I understand where you're coming from. But certain facts remain: 1. Builders can never promise an impenetrable project, protocol, etc. 2. DPRK will continue to go to any and all lengths to exploit vulnerabilities 3. Govs want crypto industry to provide guarantee DPRK can't access funds (which guarantee can't be provided because as soon as it is and an inevitable vulnerability is exploited the backlash will be severe) So, there's a stalemate where govs must be the ones to recognise the risk and either accept it or not Currently, unlike any other industry, govs refuse to accept anything but zero risk and that's not something builders can achieve

Something that always bothered me about the legal repercussions crypto faces is that it's decisively unlike any other technology. Does Microsoft get a shut down order every time the DPRK exploits Windows XP again?

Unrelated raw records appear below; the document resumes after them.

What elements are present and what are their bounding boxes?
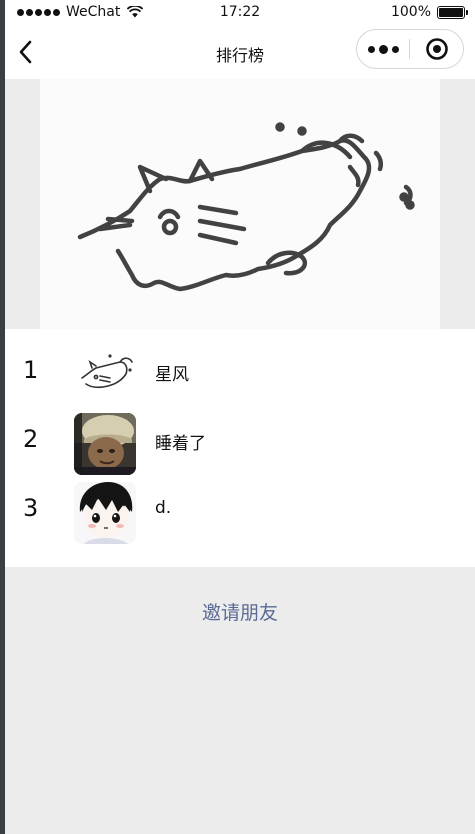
avatar <box>74 413 136 475</box>
player-name: 星风 <box>155 365 189 385</box>
beanie-photo-avatar-icon <box>74 413 136 475</box>
player-name: d. <box>155 498 172 518</box>
close-mini-program-button[interactable] <box>410 30 463 68</box>
banner-image <box>40 79 440 329</box>
rank-number: 2 <box>23 425 39 453</box>
battery-icon <box>437 5 468 19</box>
cat-sketch-avatar-icon <box>81 354 133 389</box>
ranking-row[interactable]: 2 睡着了 <box>5 409 475 477</box>
sleeping-cat-sketch <box>77 122 415 292</box>
mini-program-capsule <box>356 29 464 69</box>
avatar <box>74 482 136 544</box>
rank-number: 3 <box>23 494 39 522</box>
rank-number: 1 <box>23 356 39 384</box>
banner <box>5 79 475 329</box>
nav-bar: 排行榜 <box>5 26 475 79</box>
invite-friends-button[interactable]: 邀请朋友 <box>5 598 475 625</box>
more-menu-button[interactable] <box>357 30 409 68</box>
target-close-icon <box>425 38 448 60</box>
more-dots-icon <box>367 45 375 53</box>
battery-percent: 100% <box>390 4 431 20</box>
status-bar: WeChat 17:22 100% <box>5 0 475 26</box>
avatar <box>74 344 136 406</box>
player-name: 睡着了 <box>155 434 206 454</box>
phone-screen: WeChat 17:22 100% 排行榜 1 星风 2 睡着了 3 d. 邀请… <box>5 0 475 834</box>
ranking-list: 1 星风 2 睡着了 3 d. <box>5 329 475 567</box>
anime-boy-avatar-icon <box>74 482 136 544</box>
status-right: 100% <box>390 4 468 20</box>
ranking-row[interactable]: 1 星风 <box>5 340 475 408</box>
ranking-row[interactable]: 3 d. <box>5 478 475 546</box>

Should the NHS be facing s*n*tions due to letting its computer systems get taken over by r*ns*mware? They could have reasonably acted to prevent it, surely! Hacks are not a unique risk of crypto, far from it. Developers are not responsible for creating perfect, un-hackable systems. They are not responsible for the ways in which others use their products unless there are reasonable certainties that the product only exists to cause harm and cannot be reasonably used under any circumstances. Crypto is an adversarial environment, it is open and competitive to the highest degree. Adversarial systems are the root of some our best and most robust social systems today, and that's for good reason. The stakes are high, and the consequences are permanent, but it's the fastest path to building the security principles necessary for P2P finance

So the answer is Yes, if the DoJ and Treasury go down the road they're going down, people in dao's, and any sort of person running indexer, sequencer, relay and rpc, validator, are at risk of prison if the decentralization isn't extreme and outside the country--if things take a bad turn. There are numerous cases in the CFTC and DoJ in countless areas of the economy to act as legal precedent in federal prosecution to achieve potential mass debanking attacks on DeFi.